Proposition 8 did not change the state’s laws governing parentage, (as opposed to its laws governing marriage); it had no effect on family structure and thus the argument fails for that reason. California statutes permit same-sex couples to adopt and raise children and “draw[s] no distinction between married couples and domestic partners with regard to the legal rights and responsibilities relating to children raised within each of these family relationships,” stated Judge Stephen Reinhardt for the Ninth Circuit. Therefore, “the distinction in nomenclature between marriage and domestic partnership cannot be defended on the basis of an asserted difference in the effect on children of being raised by an opposite-sex couple instead of by a same-sex couple.”

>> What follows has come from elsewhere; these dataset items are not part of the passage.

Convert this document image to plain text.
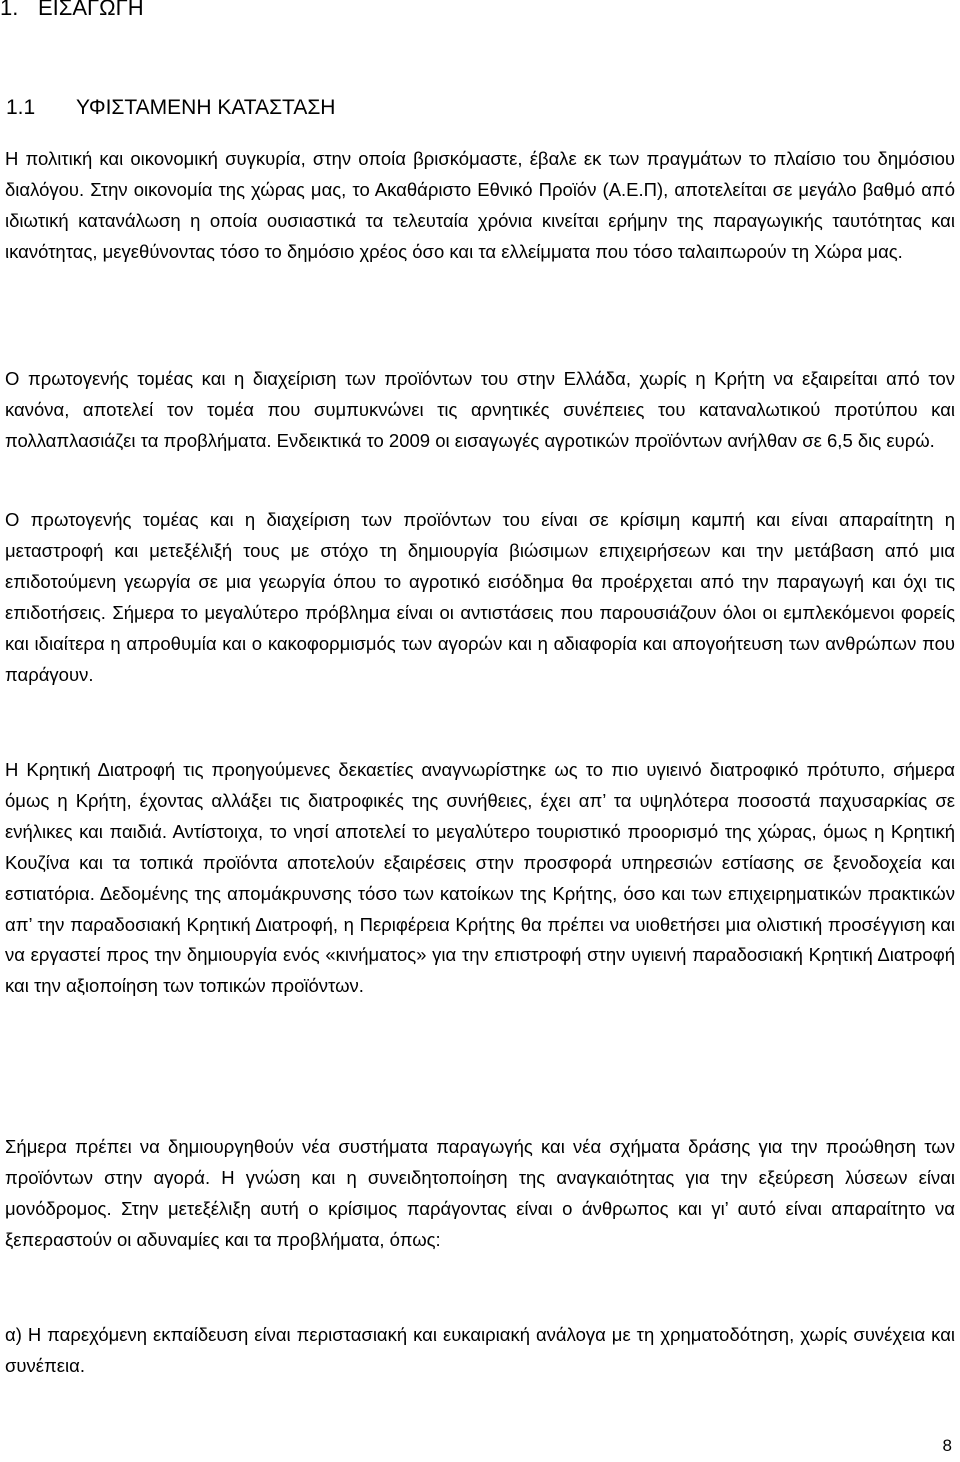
1. ΕΙΣΑΓΩΓΗ
1.1 ΥΦΙΣΤΑΜΕΝΗ ΚΑΤΑΣΤΑΣΗ

Η πολιτική και οικονομική συγκυρία, στην οποία βρισκόμαστε, έβαλε εκ των πραγμάτων το πλαίσιο του δημόσιου διαλόγου. Στην οικονομία της χώρας μας, το Ακαθάριστο Εθνικό Προϊόν (Α.Ε.Π), αποτελείται σε μεγάλο βαθμό από ιδιωτική κατανάλωση η οποία ουσιαστικά τα τελευταία χρόνια κινείται ερήμην της παραγωγικής ταυτότητας και ικανότητας, μεγεθύνοντας τόσο το δημόσιο χρέος όσο και τα ελλείμματα που τόσο ταλαιπωρούν τη Χώρα μας.

Ο πρωτογενής τομέας και η διαχείριση των προϊόντων του στην Ελλάδα, χωρίς η Κρήτη να εξαιρείται από τον κανόνα, αποτελεί τον τομέα που συμπυκνώνει τις αρνητικές συνέπειες του καταναλωτικού προτύπου και πολλαπλασιάζει τα προβλήματα. Ενδεικτικά το 2009 οι εισαγωγές αγροτικών προϊόντων ανήλθαν σε 6,5 δις ευρώ.

Ο πρωτογενής τομέας και η διαχείριση των προϊόντων του είναι σε κρίσιμη καμπή και είναι απαραίτητη η μεταστροφή και μετεξέλιξή τους με στόχο τη δημιουργία βιώσιμων επιχειρήσεων και την μετάβαση από μια επιδοτούμενη γεωργία σε μια γεωργία όπου το αγροτικό εισόδημα θα προέρχεται από την παραγωγή και όχι τις επιδοτήσεις. Σήμερα το μεγαλύτερο πρόβλημα είναι οι αντιστάσεις που παρουσιάζουν όλοι οι εμπλεκόμενοι φορείς και ιδιαίτερα η απροθυμία και ο κακοφορμισμός των αγορών και η αδιαφορία και απογοήτευση των ανθρώπων που παράγουν.

Η Κρητική Διατροφή τις προηγούμενες δεκαετίες αναγνωρίστηκε ως το πιο υγιεινό διατροφικό πρότυπο, σήμερα όμως η Κρήτη, έχοντας αλλάξει τις διατροφικές της συνήθειες, έχει απ’ τα υψηλότερα ποσοστά παχυσαρκίας σε ενήλικες και παιδιά. Αντίστοιχα, το νησί αποτελεί το μεγαλύτερο τουριστικό προορισμό της χώρας, όμως η Κρητική Κουζίνα και τα τοπικά προϊόντα αποτελούν εξαιρέσεις στην προσφορά υπηρεσιών εστίασης σε ξενοδοχεία και εστιατόρια. Δεδομένης της απομάκρυνσης τόσο των κατοίκων της Κρήτης, όσο και των επιχειρηματικών πρακτικών απ’ την παραδοσιακή Κρητική Διατροφή, η Περιφέρεια Κρήτης θα πρέπει να υιοθετήσει μια ολιστική προσέγγιση και να εργαστεί προς την δημιουργία ενός «κινήματος» για την επιστροφή στην υγιεινή παραδοσιακή Κρητική Διατροφή και την αξιοποίηση των τοπικών προϊόντων.

Σήμερα πρέπει να δημιουργηθούν νέα συστήματα παραγωγής και νέα σχήματα δράσης για την προώθηση των προϊόντων στην αγορά. Η γνώση και η συνειδητοποίηση της αναγκαιότητας για την εξεύρεση λύσεων είναι μονόδρομος. Στην μετεξέλιξη αυτή ο κρίσιμος παράγοντας είναι ο άνθρωπος και γι’ αυτό είναι απαραίτητο να ξεπεραστούν οι αδυναμίες και τα προβλήματα, όπως:

α) Η παρεχόμενη εκπαίδευση είναι περιστασιακή και ευκαιριακή ανάλογα με τη χρηματοδότηση, χωρίς συνέχεια και συνέπεια.

8
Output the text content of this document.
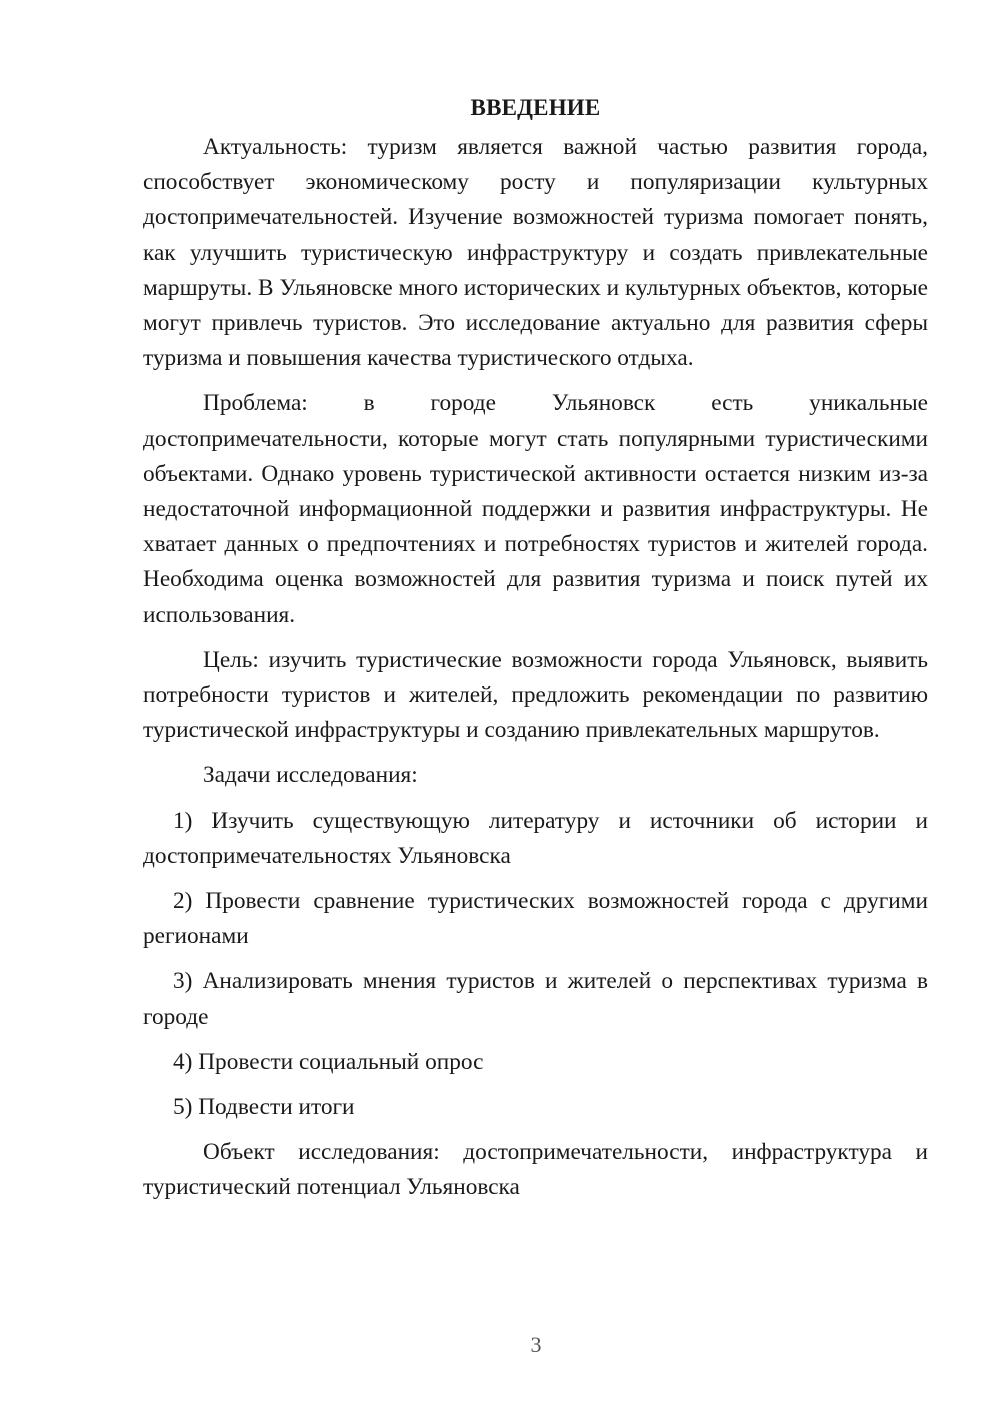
ВВЕДЕНИЕ

Актуальность: туризм является важной частью развития города, способствует экономическому росту и популяризации культурных достопримечательностей. Изучение возможностей туризма помогает понять, как улучшить туристическую инфраструктуру и создать привлекательные маршруты. В Ульяновске много исторических и культурных объектов, которые могут привлечь туристов. Это исследование актуально для развития сферы туризма и повышения качества туристического отдыха.

Проблема: в городе Ульяновск есть уникальные достопримечательности, которые могут стать популярными туристическими объектами. Однако уровень туристической активности остается низким из-за недостаточной информационной поддержки и развития инфраструктуры. Не хватает данных о предпочтениях и потребностях туристов и жителей города. Необходима оценка возможностей для развития туризма и поиск путей их использования.

Цель: изучить туристические возможности города Ульяновск, выявить потребности туристов и жителей, предложить рекомендации по развитию туристической инфраструктуры и созданию привлекательных маршрутов.

Задачи исследования:

1) Изучить существующую литературу и источники об истории и достопримечательностях Ульяновска

2) Провести сравнение туристических возможностей города с другими регионами

3) Анализировать мнения туристов и жителей о перспективах туризма в городе

4) Провести социальный опрос

5) Подвести итоги

Объект исследования: достопримечательности, инфраструктура и туристический потенциал Ульяновска

3
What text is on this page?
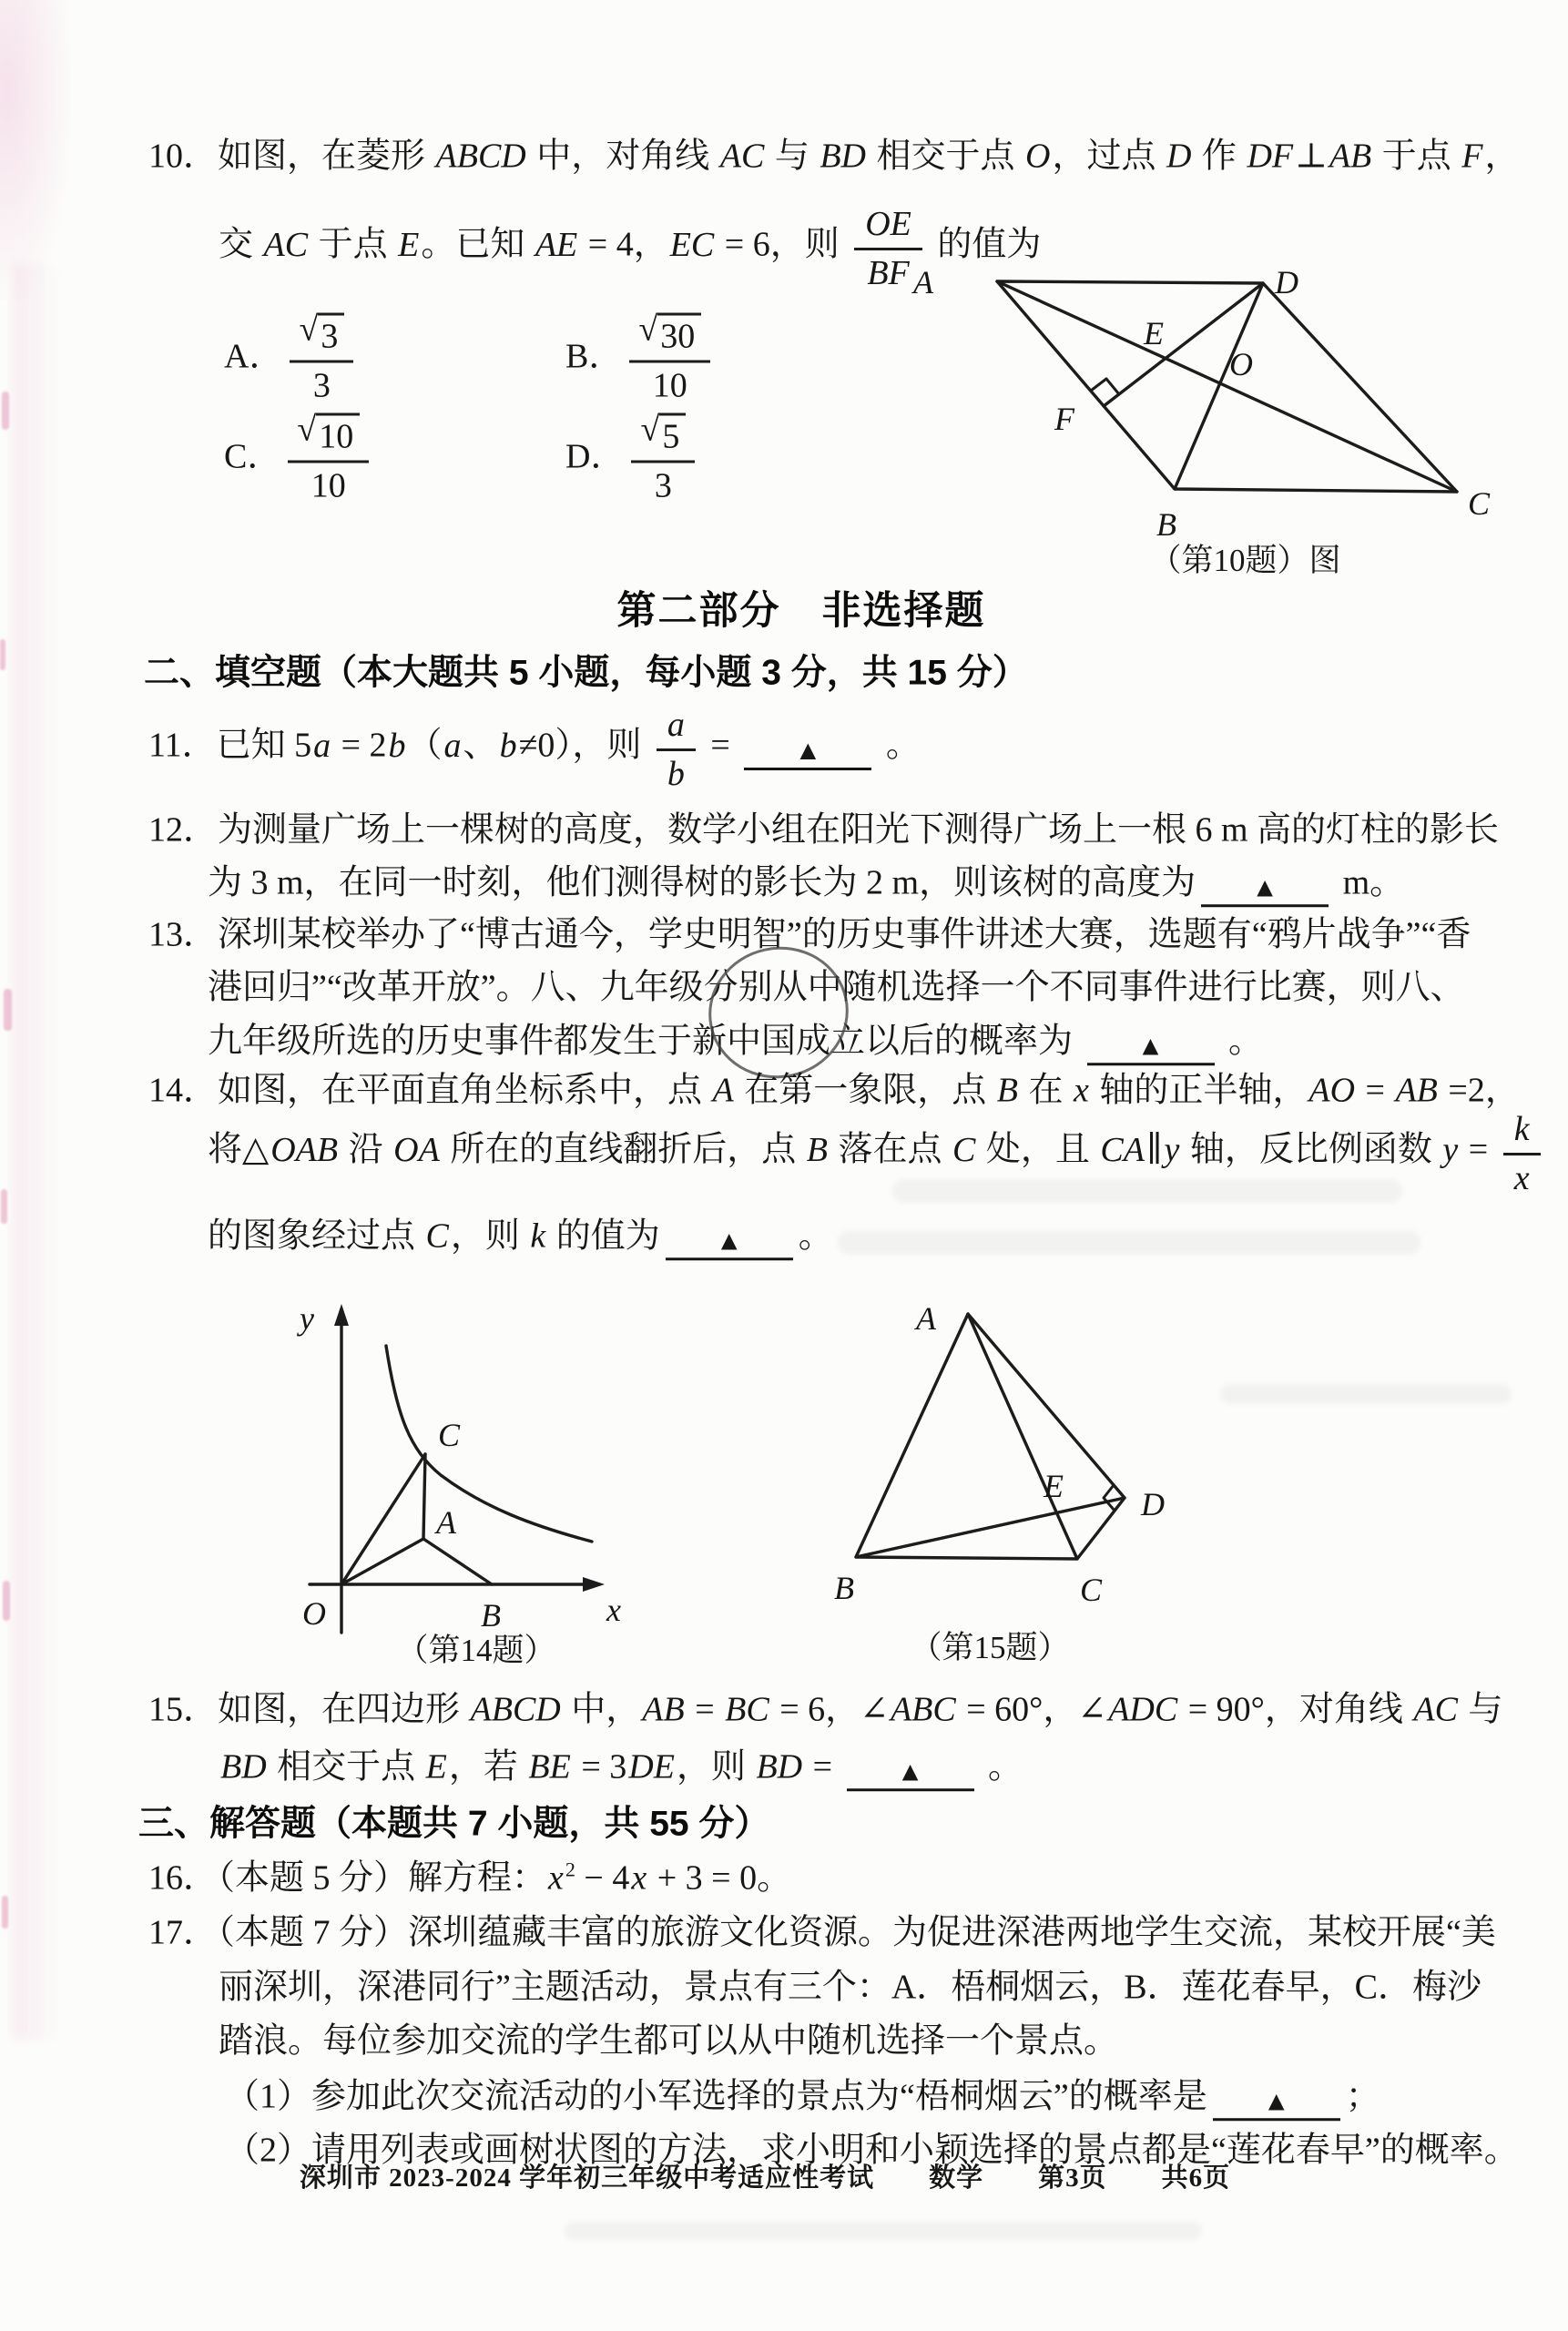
10．如图，在菱形 ABCD 中，对角线 AC 与 BD 相交于点 O，过点 D 作 DF⊥AB 于点 F，
交 AC 于点 E。已知 AE = 4，EC = 6，则 $\frac{OE}{BF}$ 的值为
A． $\frac{√ 3}{3}$	B． $\frac{√ 30}{10}$
C． $\frac{√ 10}{10}$	D． $\frac{√ 5}{3}$
A	D
B
C
E
O
F
（第10题）图
第二部分　非选择题
二、填空题（本大题共 5 小题，每小题 3 分，共 15 分）
11．已知 5a = 2b（a、b≠0），则 $\frac{a}{b}$ = ▲ 。
12．为测量广场上一棵树的高度，数学小组在阳光下测得广场上一根 6 m 高的灯柱的影长
为 3 m，在同一时刻，他们测得树的影长为 2 m，则该树的高度为 ▲ m。
13．深圳某校举办了“博古通今，学史明智”的历史事件讲述大赛，选题有“鸦片战争”“香
港回归”“改革开放”。八、九年级分别从中随机选择一个不同事件进行比赛，则八、
九年级所选的历史事件都发生于新中国成立以后的概率为 ▲ 。
14．如图，在平面直角坐标系中，点 A 在第一象限，点 B 在 x 轴的正半轴，AO = AB =2，
将△OAB 沿 OA 所在的直线翻折后，点 B 落在点 C 处，且 CA∥y 轴，反比例函数 $y = \frac{k}{x}$
的图象经过点 C，则 k 的值为 ▲ 。
y
x
O	B
A
C
（第14题）
A
B	C
D
E
（第15题）
15．如图，在四边形 ABCD 中，AB = BC = 6，∠ABC = 60°，∠ADC = 90°，对角线 AC 与
BD 相交于点 E，若 BE = 3DE，则 BD = ▲ 。
三、解答题（本题共 7 小题，共 55 分）
16．（本题 5 分）解方程：$x^2 - 4x + 3 = 0$。
17．（本题 7 分）深圳蕴藏丰富的旅游文化资源。为促进深港两地学生交流，某校开展“美
丽深圳，深港同行”主题活动，景点有三个：A．梧桐烟云，B．莲花春早，C．梅沙
踏浪。每位参加交流的学生都可以从中随机选择一个景点。
（1）参加此次交流活动的小军选择的景点为“梧桐烟云”的概率是 ▲ ；
（2）请用列表或画树状图的方法，求小明和小颖选择的景点都是“莲花春早”的概率。
深圳市 2023-2024 学年初三年级中考适应性考试　　数学　　第3页　　共6页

The social science research and evidence conducted in this area does not support this concern. In a 2002 report by the American Academy of Pediatrics, which was reaffirmed in 2010, children who grow up with one or two homosexual parents fared just as well in emotional, cognitive, social, and sexual functioning as children whose parents were heterosexual. Children’s optimal development seems to be influenced more by the nature of the relationships and interactions within the family unit than by the particular structural form it takes. We think it makes sense then to provide a solid legal structure for the family unit to be stable and continue, which is what marriage provides.

Denying same-sex couples the right to marry stigmatizes gay and lesbian families as inferior and sends the message that it is acceptable to discriminate against them. “Proposition 8 serves no purpose, and has no effect, other than to lessen the status and human dignity of gays and lesbians in California, and to officially reclassify their relationships and families as inferior to those of opposite-sex couples,” said Judge Reinhardt. We need to ask: how is it better to raise children in an “inferior” family?

Even though California grants an alternative to marriage – the Registered Domestic Partnership – there is still a cultural bias that does not fully legitimize those relationships. “Had Marilyn Monroe’s Film been called How to Register a Domestic Partnership with a Millionaire, it would not have conveyed the same meaning as did her famous movie, even though the underlying drama for same-sex couples is no different,” said Judge Reinhardt. “Marriage is considered a more substantial relationship and is accorded a greater stature than a domestic partnership.”

An estimated one-quarter of all same-sex households (estimated close to 647,000) in the United States are raising children. According to data compiled from the 2010 U.S. Census Bureau, there are 125,516 reported same-sex couples living in California. Gary J. Gates, a Williams Institute UCLA School of Law demographer, analyzed the 2010 U.S. Bureau data and concluded 21% of those households in California had children, and the number of kids raised in these families would be double that percentage. Thus, there are an estimated 52,000 children in California being raised in same-sex households.

Since same-sex parents cannot marry, these children feel like they do not belong to a real family, and they suffer from feelings of inadequacy perpetuated by social attitudes. The issue of same-sex marriage is not going away, and as more same-sex couples decide to have children, this is an issue that will need to be addressed by our legal system. It is the children who come out ahead with same-sex marriage, and for that reason every person who purports to believe in strong families where children can be loved by both parents should support the rights of same-sex marriage.